Park's Impeachment May Affect Korean Defense Policy
On Friday, South Korea's Constitutional Court upheld the impeachment of President Park Geun-hye, removing her from office and paving the way for the political opposition to take power. The upheaval brings new uncertainty about the future of the nation's maritime and defense policies.
"The president's violations of the Constitution and the law amount to a betrayal of the people's trust and are grave actions that cannot be tolerated from the perspective of defending the Constitution," said acting chief justice Lee Jung-mi in announcing the verdict.
Park was impeached on December 9 following revelations of a corrupt "donations" scheme involving a close friend and advisor, Choi Soon-sil. Choi was accused of using her proximity to the president to extort money from Korea's largest companies, including Samsung, in the form of charitable gifts to foundations that she controlled. In addition, Choi allegedly wielded outsize influence within Park's government, even though she held no official position.

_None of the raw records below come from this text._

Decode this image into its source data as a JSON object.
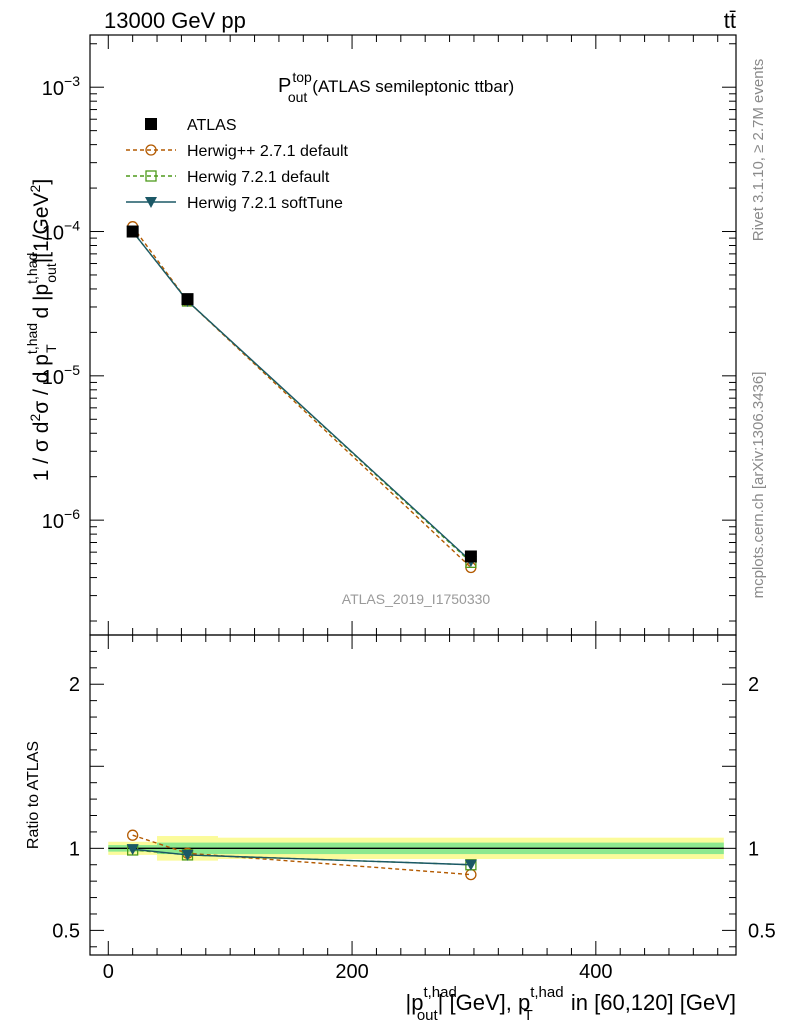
{
  "header": {
    "energy_label": "13000 GeV pp",
    "process_label": "tt̄"
  },
  "side": {
    "rivet_label": "Rivet 3.1.10, ≥ 2.7M events",
    "mcplots_label": "mcplots.cern.ch [arXiv:1306.3436]"
  },
  "watermark": "ATLAS_2019_I1750330",
  "chart_data": [
    {
      "type": "line",
      "panel": "main",
      "title": "P_out^top (ATLAS semileptonic ttbar)",
      "title_main": "P",
      "title_sup": "top",
      "title_sub": "out",
      "title_rest": "(ATLAS semileptonic ttbar)",
      "ylabel": "1 / σ d²σ / d p_T^t,had d |p_out^t,had| [1/GeV²]",
      "yscale": "log",
      "ylim": [
        1.6e-07,
        0.0023
      ],
      "xlim": [
        -15,
        515
      ],
      "grid": false,
      "legend_position": "top-left",
      "x": [
        20,
        65,
        297.5
      ],
      "ytick_labels": [
        {
          "value": 1e-06,
          "base": "10",
          "exp": "−6"
        },
        {
          "value": 1e-05,
          "base": "10",
          "exp": "−5"
        },
        {
          "value": 0.0001,
          "base": "10",
          "exp": "−4"
        },
        {
          "value": 0.001,
          "base": "10",
          "exp": "−3"
        }
      ],
      "series": [
        {
          "name": "ATLAS",
          "marker": "square-filled",
          "color": "#000000",
          "values": [
            0.0001,
            3.4e-05,
            5.6e-07
          ]
        },
        {
          "name": "Herwig++ 2.7.1 default",
          "marker": "circle-open",
          "color": "#b35a00",
          "dashed": true,
          "values": [
            0.000108,
            3.3e-05,
            4.7e-07
          ]
        },
        {
          "name": "Herwig 7.2.1 default",
          "marker": "square-open",
          "color": "#4f9a1c",
          "dashed": true,
          "values": [
            0.0001,
            3.3e-05,
            5.1e-07
          ]
        },
        {
          "name": "Herwig 7.2.1 softTune",
          "marker": "triangle-down-filled",
          "color": "#1b5866",
          "dashed": false,
          "values": [
            0.0001,
            3.3e-05,
            5.2e-07
          ]
        }
      ]
    },
    {
      "type": "line",
      "panel": "ratio",
      "ylabel": "Ratio to ATLAS",
      "ylim": [
        0.35,
        2.3
      ],
      "xlim": [
        -15,
        515
      ],
      "xlabel_parts": [
        "|p",
        "t,had",
        "out",
        "| [GeV], p",
        "t,had",
        "T",
        " in [60,120] [GeV]"
      ],
      "xticks": [
        0,
        200,
        400
      ],
      "yticks": [
        0.5,
        1,
        2
      ],
      "x": [
        20,
        65,
        297.5
      ],
      "bands": [
        {
          "x": [
            0,
            40
          ],
          "stat": [
            0.98,
            1.02
          ],
          "total": [
            0.96,
            1.04
          ]
        },
        {
          "x": [
            40,
            90
          ],
          "stat": [
            0.965,
            1.035
          ],
          "total": [
            0.925,
            1.075
          ]
        },
        {
          "x": [
            90,
            505
          ],
          "stat": [
            0.965,
            1.035
          ],
          "total": [
            0.935,
            1.065
          ]
        }
      ],
      "series": [
        {
          "name": "Herwig++ 2.7.1 default",
          "values": [
            1.08,
            0.97,
            0.84
          ]
        },
        {
          "name": "Herwig 7.2.1 default",
          "values": [
            0.99,
            0.96,
            0.9
          ]
        },
        {
          "name": "Herwig 7.2.1 softTune",
          "values": [
            0.995,
            0.96,
            0.9
          ]
        }
      ],
      "band_colors": {
        "stat": "#8de88f",
        "total": "#fbfb9b"
      }
    }
  ]
}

Park had no comment on the ruling herself, but her political party took responsibility for her administration's failings. "We failed to fulfill our duty as the ruling party, and failed to protect the dignity and pride of South Korea," said Liberty Korea Party acting leader In Myung-jin. Now that she is no longer president, she will likely face questioning from prosecutors and may be subject to criminal charges. Choi has already been indicted for her role in the scandal, along with the leader of Samsung Group, Korea's largest company.

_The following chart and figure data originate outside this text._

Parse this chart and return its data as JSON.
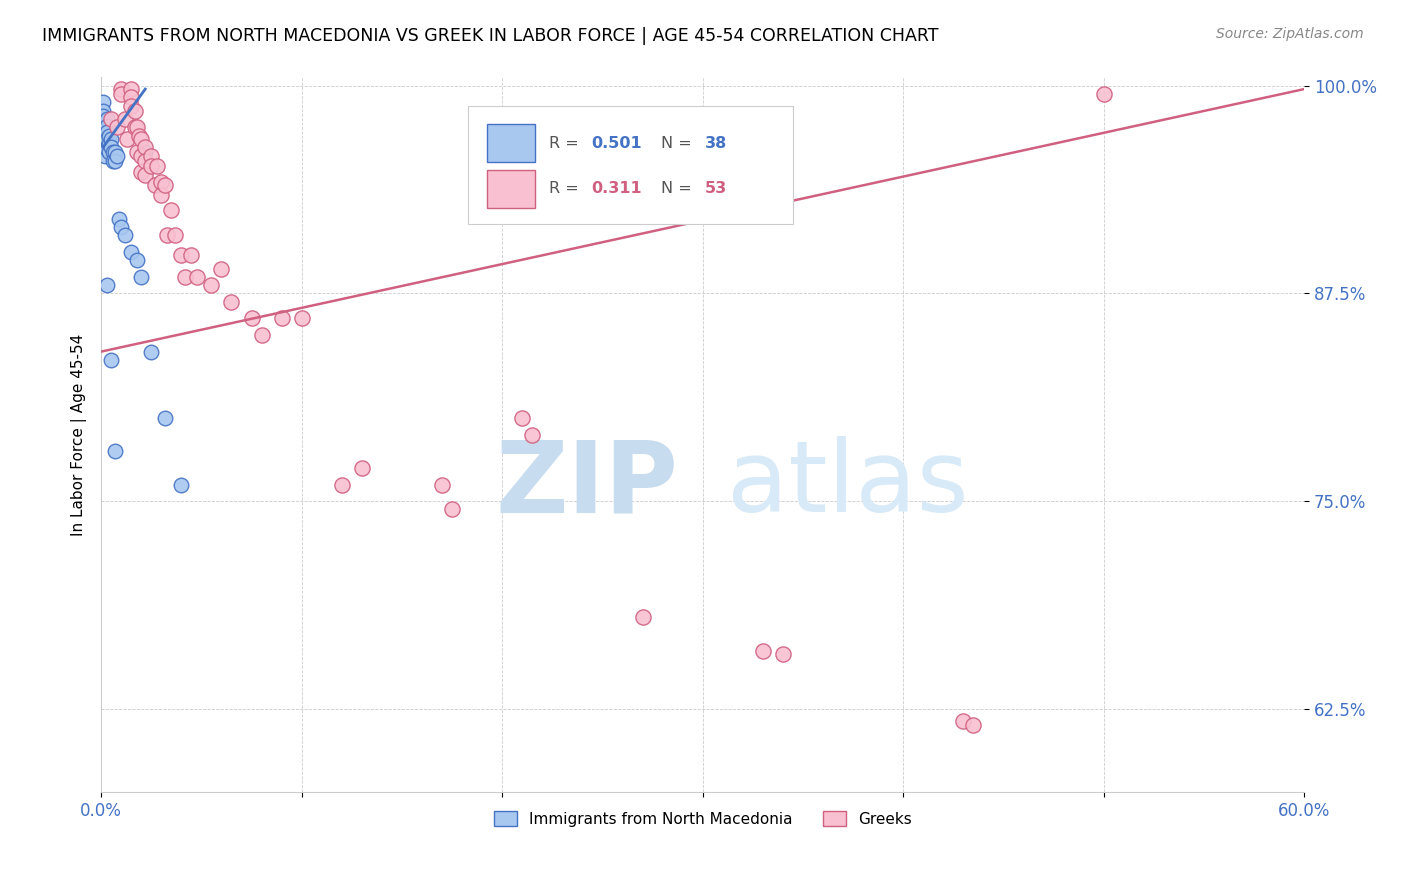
{
  "title": "IMMIGRANTS FROM NORTH MACEDONIA VS GREEK IN LABOR FORCE | AGE 45-54 CORRELATION CHART",
  "source": "Source: ZipAtlas.com",
  "ylabel": "In Labor Force | Age 45-54",
  "legend_label1": "Immigrants from North Macedonia",
  "legend_label2": "Greeks",
  "R1": 0.501,
  "N1": 38,
  "R2": 0.311,
  "N2": 53,
  "xlim": [
    0.0,
    0.6
  ],
  "ylim": [
    0.575,
    1.005
  ],
  "yticks": [
    0.625,
    0.75,
    0.875,
    1.0
  ],
  "ytick_labels": [
    "62.5%",
    "75.0%",
    "87.5%",
    "100.0%"
  ],
  "xticks": [
    0.0,
    0.1,
    0.2,
    0.3,
    0.4,
    0.5,
    0.6
  ],
  "xtick_labels": [
    "0.0%",
    "",
    "",
    "",
    "",
    "",
    "60.0%"
  ],
  "color_blue": "#A8C8F0",
  "color_pink": "#F8C0D0",
  "line_color_blue": "#4472C4",
  "line_color_pink": "#D06080",
  "blue_points": [
    [
      0.001,
      0.99
    ],
    [
      0.001,
      0.985
    ],
    [
      0.001,
      0.982
    ],
    [
      0.002,
      0.978
    ],
    [
      0.002,
      0.975
    ],
    [
      0.002,
      0.971
    ],
    [
      0.002,
      0.968
    ],
    [
      0.002,
      0.965
    ],
    [
      0.002,
      0.962
    ],
    [
      0.002,
      0.958
    ],
    [
      0.003,
      0.98
    ],
    [
      0.003,
      0.976
    ],
    [
      0.003,
      0.972
    ],
    [
      0.003,
      0.968
    ],
    [
      0.003,
      0.962
    ],
    [
      0.004,
      0.97
    ],
    [
      0.004,
      0.965
    ],
    [
      0.004,
      0.96
    ],
    [
      0.005,
      0.968
    ],
    [
      0.005,
      0.963
    ],
    [
      0.006,
      0.96
    ],
    [
      0.006,
      0.955
    ],
    [
      0.007,
      0.96
    ],
    [
      0.007,
      0.955
    ],
    [
      0.008,
      0.958
    ],
    [
      0.009,
      0.92
    ],
    [
      0.01,
      0.915
    ],
    [
      0.012,
      0.91
    ],
    [
      0.015,
      0.9
    ],
    [
      0.018,
      0.895
    ],
    [
      0.02,
      0.885
    ],
    [
      0.022,
      0.96
    ],
    [
      0.025,
      0.84
    ],
    [
      0.032,
      0.8
    ],
    [
      0.04,
      0.76
    ],
    [
      0.003,
      0.88
    ],
    [
      0.005,
      0.835
    ],
    [
      0.007,
      0.78
    ]
  ],
  "pink_points": [
    [
      0.005,
      0.98
    ],
    [
      0.008,
      0.975
    ],
    [
      0.01,
      0.998
    ],
    [
      0.01,
      0.995
    ],
    [
      0.012,
      0.98
    ],
    [
      0.013,
      0.968
    ],
    [
      0.015,
      0.998
    ],
    [
      0.015,
      0.993
    ],
    [
      0.015,
      0.988
    ],
    [
      0.017,
      0.985
    ],
    [
      0.017,
      0.975
    ],
    [
      0.018,
      0.975
    ],
    [
      0.018,
      0.96
    ],
    [
      0.019,
      0.97
    ],
    [
      0.02,
      0.968
    ],
    [
      0.02,
      0.958
    ],
    [
      0.02,
      0.948
    ],
    [
      0.022,
      0.963
    ],
    [
      0.022,
      0.955
    ],
    [
      0.022,
      0.946
    ],
    [
      0.025,
      0.958
    ],
    [
      0.025,
      0.952
    ],
    [
      0.027,
      0.94
    ],
    [
      0.028,
      0.952
    ],
    [
      0.03,
      0.942
    ],
    [
      0.03,
      0.934
    ],
    [
      0.032,
      0.94
    ],
    [
      0.033,
      0.91
    ],
    [
      0.035,
      0.925
    ],
    [
      0.037,
      0.91
    ],
    [
      0.04,
      0.898
    ],
    [
      0.042,
      0.885
    ],
    [
      0.045,
      0.898
    ],
    [
      0.048,
      0.885
    ],
    [
      0.055,
      0.88
    ],
    [
      0.06,
      0.89
    ],
    [
      0.065,
      0.87
    ],
    [
      0.075,
      0.86
    ],
    [
      0.08,
      0.85
    ],
    [
      0.09,
      0.86
    ],
    [
      0.1,
      0.86
    ],
    [
      0.12,
      0.76
    ],
    [
      0.13,
      0.77
    ],
    [
      0.17,
      0.76
    ],
    [
      0.175,
      0.745
    ],
    [
      0.21,
      0.8
    ],
    [
      0.215,
      0.79
    ],
    [
      0.27,
      0.68
    ],
    [
      0.33,
      0.66
    ],
    [
      0.34,
      0.658
    ],
    [
      0.43,
      0.618
    ],
    [
      0.435,
      0.615
    ],
    [
      0.5,
      0.995
    ]
  ],
  "blue_line": [
    [
      0.001,
      0.963
    ],
    [
      0.022,
      0.998
    ]
  ],
  "pink_line": [
    [
      0.0,
      0.84
    ],
    [
      0.6,
      0.998
    ]
  ]
}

Acting president and Prime Minister Hwang Kyo-ahn has warned that North Korea could use the situation as an opportunity to sow confusion, and he called for the military to be ready to respond to any provocation. American forces in Korea will be reinforced with the arrival of the carrier USS Carl Vinson, which is due to call at Busan on March 15 to participate in a large-scale military exercise.
Park's replacement will be chosen in a special election, which is tentatively scheduled for May 9. Democratic Party leader Moon Jae-in is well ahead in public opinion polls and is favored to win the contest. Whoever takes up the presidency, they will have to contend with continued weakness in the nation’s shipbuilding and shipping industries; Park initiated a multi-billion dollar subsidy program to support Korean maritime firms, but troubled companies like Daewoo Shipbuilding and Marine Engineering are likely to drag on the economy for some time. Krystal Tan, Asia economist with Capital Economics in Singapore, told US News that while Park’s ouster will bring more certainty to the markets, a sharp rebound is not likely. “Growth is likely to be held back by a combination of high household debt, the ongoing restructuring of the shipbuilding industry, and mounting external headwinds,” she said.

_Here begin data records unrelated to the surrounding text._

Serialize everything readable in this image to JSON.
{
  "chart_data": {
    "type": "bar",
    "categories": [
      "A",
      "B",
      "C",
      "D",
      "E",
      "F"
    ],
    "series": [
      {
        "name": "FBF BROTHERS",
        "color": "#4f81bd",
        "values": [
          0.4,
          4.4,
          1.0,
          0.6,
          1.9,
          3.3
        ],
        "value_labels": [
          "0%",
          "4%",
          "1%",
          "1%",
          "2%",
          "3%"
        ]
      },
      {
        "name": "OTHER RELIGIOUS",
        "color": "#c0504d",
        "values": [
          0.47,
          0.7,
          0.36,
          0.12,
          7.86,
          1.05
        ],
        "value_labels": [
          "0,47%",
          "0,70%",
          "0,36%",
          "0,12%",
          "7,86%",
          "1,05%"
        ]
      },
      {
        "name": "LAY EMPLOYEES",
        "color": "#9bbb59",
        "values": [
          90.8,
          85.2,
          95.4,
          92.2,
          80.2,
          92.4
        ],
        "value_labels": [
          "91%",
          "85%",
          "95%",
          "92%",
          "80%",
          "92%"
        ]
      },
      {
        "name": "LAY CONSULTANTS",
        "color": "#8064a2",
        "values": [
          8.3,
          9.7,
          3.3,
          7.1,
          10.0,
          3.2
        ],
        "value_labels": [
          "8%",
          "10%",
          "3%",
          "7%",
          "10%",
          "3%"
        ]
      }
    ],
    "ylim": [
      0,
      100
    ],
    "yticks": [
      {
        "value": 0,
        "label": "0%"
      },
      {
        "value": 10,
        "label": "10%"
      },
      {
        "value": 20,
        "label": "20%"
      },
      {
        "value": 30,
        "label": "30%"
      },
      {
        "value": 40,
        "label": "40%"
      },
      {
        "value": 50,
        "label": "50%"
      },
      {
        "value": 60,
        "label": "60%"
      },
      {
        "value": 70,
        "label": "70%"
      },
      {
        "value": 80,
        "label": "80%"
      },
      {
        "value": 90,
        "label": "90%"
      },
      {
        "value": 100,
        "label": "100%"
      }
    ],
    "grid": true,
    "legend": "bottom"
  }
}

THAAD deployments continue
North Korea has increased its nuclear research and missile-testing activity over the past year, and in response, the United States has begun the deployment of a Terminal High Altitude Area Defense (THAAD) battery to protect South Korea from a ballistic missile attack. The first THAAD launchers arrived at Osan Air Base on March 6, and more components will be shipped over the course of the next several months. Pentagon spokesman Captain Jeff Davis told reporters that the deployment schedule for the system would not change after Park's removal from office. "Leaders change over time," he said. "This is something that is needed militarily. That agreement was reached and we remain committed to delivering on it."
If elected, Moon Jae-in says he will support renewed engagement with North Korea, and he has suggested that a decision on THAAD should be put off until after the election. “Reconsidering THAAD would have to be preceded with diplomatic efforts, including diplomatic efforts with the US. I don’t think that the reconsidering of THAAD would harm the South Korea-US alliance,” Moon said in December. The other leading candidates want to retain Park's policies on national defense.
China has protested the deployment of the anti-missile system in strident terms, and PLA hard-liners have even threatened "surgical strikes" to destroy it on the ground. As a sign of its displeasure, the Chinese government has rolled out a series of increasingly punitive economic measures, including shuttering South Korean-owned chain stores; halting the sale of Korea package tours for Chinese tourists; banning cross-border charter flights; making it harder for Koreans to get visas; and keeping K-pop stars off of Chinese TV shows. The measures appear to have taken the interim government by surprise. "The Chinese government did not mention economic retaliation against us and did not hint at it, either," said foreign minister Yun Byung-se, speaking to Korea Times.